TOP 10 STORIES: County’s teaching assistants fight for job funding

Published 5:46 pm Tuesday, December 29, 2015

CAROLINE HUDSON | DAILY NEWS FIGHT FOR FUNDS: Vickie Wilkinson (left) voices her concerns to Sen. Bill Cook at a meeting on Aug. 20. Wilkinson was a teaching assistant at Chocowinity Primary School during the 2014-2015 school year and worked with teacher Penny Miller (right). Wilkinson has since been moved to Chocowinity Middle School.

CAROLINE HUDSON | DAILY NEWS
FIGHT FOR FUNDS: Vickie Wilkinson (left) voices her concerns to Sen. Bill Cook at a meeting on Aug. 20. Wilkinson was a teaching assistant at Chocowinity Primary School during the 2014-2015 school year and worked with teacher Penny Miller (right). Wilkinson has since been moved to Chocowinity Middle School.

The uncertain fate of teaching assistant jobs in North Carolina due to the General Assembly’s inability to nail down a budget by July 1 is one of the Washington Daily News’ Top 10 stories of 2015.

During the summer months, state legislators were in opposition over how to fund teaching assistants. The House of Representatives proposed a budget that would maintain the previous year’s funding for assistants, but the Senate budget proposal slashed funding in half, in an effort to use the money to hire more teachers and eventually lower class sizes.

As a result, about 57 state-funded teaching assistants in the county were left unsure as to whether they would have a job this school year. Beaufort County school employees banded together to fight for those jobs, organizing meetings with Rep. Paul Tine and Sen. Bill Cook in August to voice their concerns.

“By taking teaching assistants out of the classroom, we’re really hurting the children,” said Jackie May, teaching assistant at Eastern Elementary School, in a previous interview. “These are the people who are going to be in charge of our country one day.”

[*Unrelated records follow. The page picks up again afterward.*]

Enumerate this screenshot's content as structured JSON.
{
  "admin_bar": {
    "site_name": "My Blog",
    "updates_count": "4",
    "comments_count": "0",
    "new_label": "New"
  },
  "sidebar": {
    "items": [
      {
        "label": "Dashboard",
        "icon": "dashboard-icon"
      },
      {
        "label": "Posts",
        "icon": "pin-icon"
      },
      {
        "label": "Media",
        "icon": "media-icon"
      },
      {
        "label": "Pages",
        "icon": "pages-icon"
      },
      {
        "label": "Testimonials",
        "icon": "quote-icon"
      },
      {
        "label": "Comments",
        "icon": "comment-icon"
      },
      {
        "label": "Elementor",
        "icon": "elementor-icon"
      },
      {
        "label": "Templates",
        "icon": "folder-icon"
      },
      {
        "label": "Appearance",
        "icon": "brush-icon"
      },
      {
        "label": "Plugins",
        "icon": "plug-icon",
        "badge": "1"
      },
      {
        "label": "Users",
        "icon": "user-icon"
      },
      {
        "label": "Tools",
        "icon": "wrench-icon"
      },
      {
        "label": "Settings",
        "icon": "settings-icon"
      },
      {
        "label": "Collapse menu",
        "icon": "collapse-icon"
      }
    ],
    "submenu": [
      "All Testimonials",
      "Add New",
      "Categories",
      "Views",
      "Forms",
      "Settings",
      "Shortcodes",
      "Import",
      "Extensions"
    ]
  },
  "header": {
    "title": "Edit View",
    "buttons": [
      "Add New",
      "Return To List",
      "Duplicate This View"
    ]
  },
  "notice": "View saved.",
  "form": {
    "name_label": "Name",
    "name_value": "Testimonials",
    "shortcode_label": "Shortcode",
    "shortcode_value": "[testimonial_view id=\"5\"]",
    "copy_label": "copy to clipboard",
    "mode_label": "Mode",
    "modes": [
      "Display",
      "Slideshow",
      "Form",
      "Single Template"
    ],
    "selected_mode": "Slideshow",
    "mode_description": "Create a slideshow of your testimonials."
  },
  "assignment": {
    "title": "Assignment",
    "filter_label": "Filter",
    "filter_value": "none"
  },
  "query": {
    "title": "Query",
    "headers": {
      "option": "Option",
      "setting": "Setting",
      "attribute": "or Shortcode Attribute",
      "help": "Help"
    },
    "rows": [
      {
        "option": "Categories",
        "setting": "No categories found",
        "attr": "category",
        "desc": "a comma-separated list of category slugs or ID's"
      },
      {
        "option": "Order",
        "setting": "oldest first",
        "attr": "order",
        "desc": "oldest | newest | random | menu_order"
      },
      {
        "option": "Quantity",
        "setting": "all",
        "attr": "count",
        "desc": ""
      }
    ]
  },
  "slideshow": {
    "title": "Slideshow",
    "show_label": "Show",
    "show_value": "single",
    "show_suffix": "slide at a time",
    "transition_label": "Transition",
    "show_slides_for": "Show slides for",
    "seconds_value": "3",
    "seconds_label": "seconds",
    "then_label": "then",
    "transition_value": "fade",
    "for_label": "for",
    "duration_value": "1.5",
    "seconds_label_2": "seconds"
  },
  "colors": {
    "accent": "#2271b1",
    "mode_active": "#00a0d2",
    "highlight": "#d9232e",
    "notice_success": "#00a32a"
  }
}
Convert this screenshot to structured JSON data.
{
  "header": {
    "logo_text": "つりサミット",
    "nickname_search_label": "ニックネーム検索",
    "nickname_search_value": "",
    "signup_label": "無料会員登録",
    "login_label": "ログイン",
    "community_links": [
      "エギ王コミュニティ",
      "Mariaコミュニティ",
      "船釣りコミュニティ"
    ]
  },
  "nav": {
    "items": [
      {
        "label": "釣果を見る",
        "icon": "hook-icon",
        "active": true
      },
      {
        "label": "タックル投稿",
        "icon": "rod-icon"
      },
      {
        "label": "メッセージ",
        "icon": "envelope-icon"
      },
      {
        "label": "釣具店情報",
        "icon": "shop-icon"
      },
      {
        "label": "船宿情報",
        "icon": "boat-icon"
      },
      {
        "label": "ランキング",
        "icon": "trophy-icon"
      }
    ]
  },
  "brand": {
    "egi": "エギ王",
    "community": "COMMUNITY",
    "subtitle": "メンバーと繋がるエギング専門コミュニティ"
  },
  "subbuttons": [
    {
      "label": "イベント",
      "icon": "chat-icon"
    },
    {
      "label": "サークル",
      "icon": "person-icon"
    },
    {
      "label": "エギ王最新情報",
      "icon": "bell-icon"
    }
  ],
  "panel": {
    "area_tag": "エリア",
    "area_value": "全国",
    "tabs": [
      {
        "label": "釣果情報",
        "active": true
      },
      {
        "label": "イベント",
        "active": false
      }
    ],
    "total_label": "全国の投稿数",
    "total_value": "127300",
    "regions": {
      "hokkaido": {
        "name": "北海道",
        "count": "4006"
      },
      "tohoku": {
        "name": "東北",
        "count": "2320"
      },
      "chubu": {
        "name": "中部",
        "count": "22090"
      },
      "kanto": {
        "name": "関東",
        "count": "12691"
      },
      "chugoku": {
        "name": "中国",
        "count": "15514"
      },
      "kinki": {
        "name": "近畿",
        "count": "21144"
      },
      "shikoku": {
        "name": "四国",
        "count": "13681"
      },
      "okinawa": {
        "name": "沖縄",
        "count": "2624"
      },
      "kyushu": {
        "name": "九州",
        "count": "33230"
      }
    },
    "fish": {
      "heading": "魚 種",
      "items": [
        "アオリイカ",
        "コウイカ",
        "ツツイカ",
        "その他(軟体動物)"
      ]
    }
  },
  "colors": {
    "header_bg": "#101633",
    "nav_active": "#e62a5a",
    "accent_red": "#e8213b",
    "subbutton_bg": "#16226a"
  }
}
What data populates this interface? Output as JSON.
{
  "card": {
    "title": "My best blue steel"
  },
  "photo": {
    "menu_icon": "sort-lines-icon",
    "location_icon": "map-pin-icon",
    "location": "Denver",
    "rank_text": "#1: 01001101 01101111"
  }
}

“I think people think that we’re babysitting or just sitting around doing paperwork. We are actually instructing,” May said, adding that most assistants are college-educated.

In early August, with still no budget approval in sight, the Beaufort County Board of Education was forced to cut 16 assistant positions for the 2015-2016 school year. As some employees were moved to different schools and some positions were left unfilled, it added up to nine employees losing their jobs.

The school board had tried to maintain jobs in the face of state-level cuts for years, but according to Superintendent Don Phipps, the board could no longer afford to cover the costs.

The county’s Board of Commissioners then agreed to hear the plight of the school system at a special meeting on Aug. 17, and at the meeting, the commissioners voted to fund the nine employees who lost their jobs in the event that the state would decide to slash funding.

“I’m going to do all that’s in my power to see if we can save those jobs,” Commissioner Ed Booth said at the time. “We hate to do the work that the state’s supposed to be doing. … We just can’t sit around on our backside and wait on them.”

The General Assembly passed a months-overdue $21.735 billion budget in September that fully funded the teaching assistant positions for another year. Despite this, some Beaufort County schools still had to handle cuts in positions due to the way the assistants were allocated throughout the county.

While school officials are grateful that funding will continue for now, assistants are bracing themselves for the possibility of yet another fight over next year’s budget.

“I don’t know if you’ve spent a day in the classroom,” Eastern Elementary teaching assistant Robbins Rees said to Sen. Bill Cook during the August meeting. “We have children who have no resources. All they have is what we do.”

“We work really, really hard,” she said. “It’s our heart, it’s our calling, it’s our dedication.”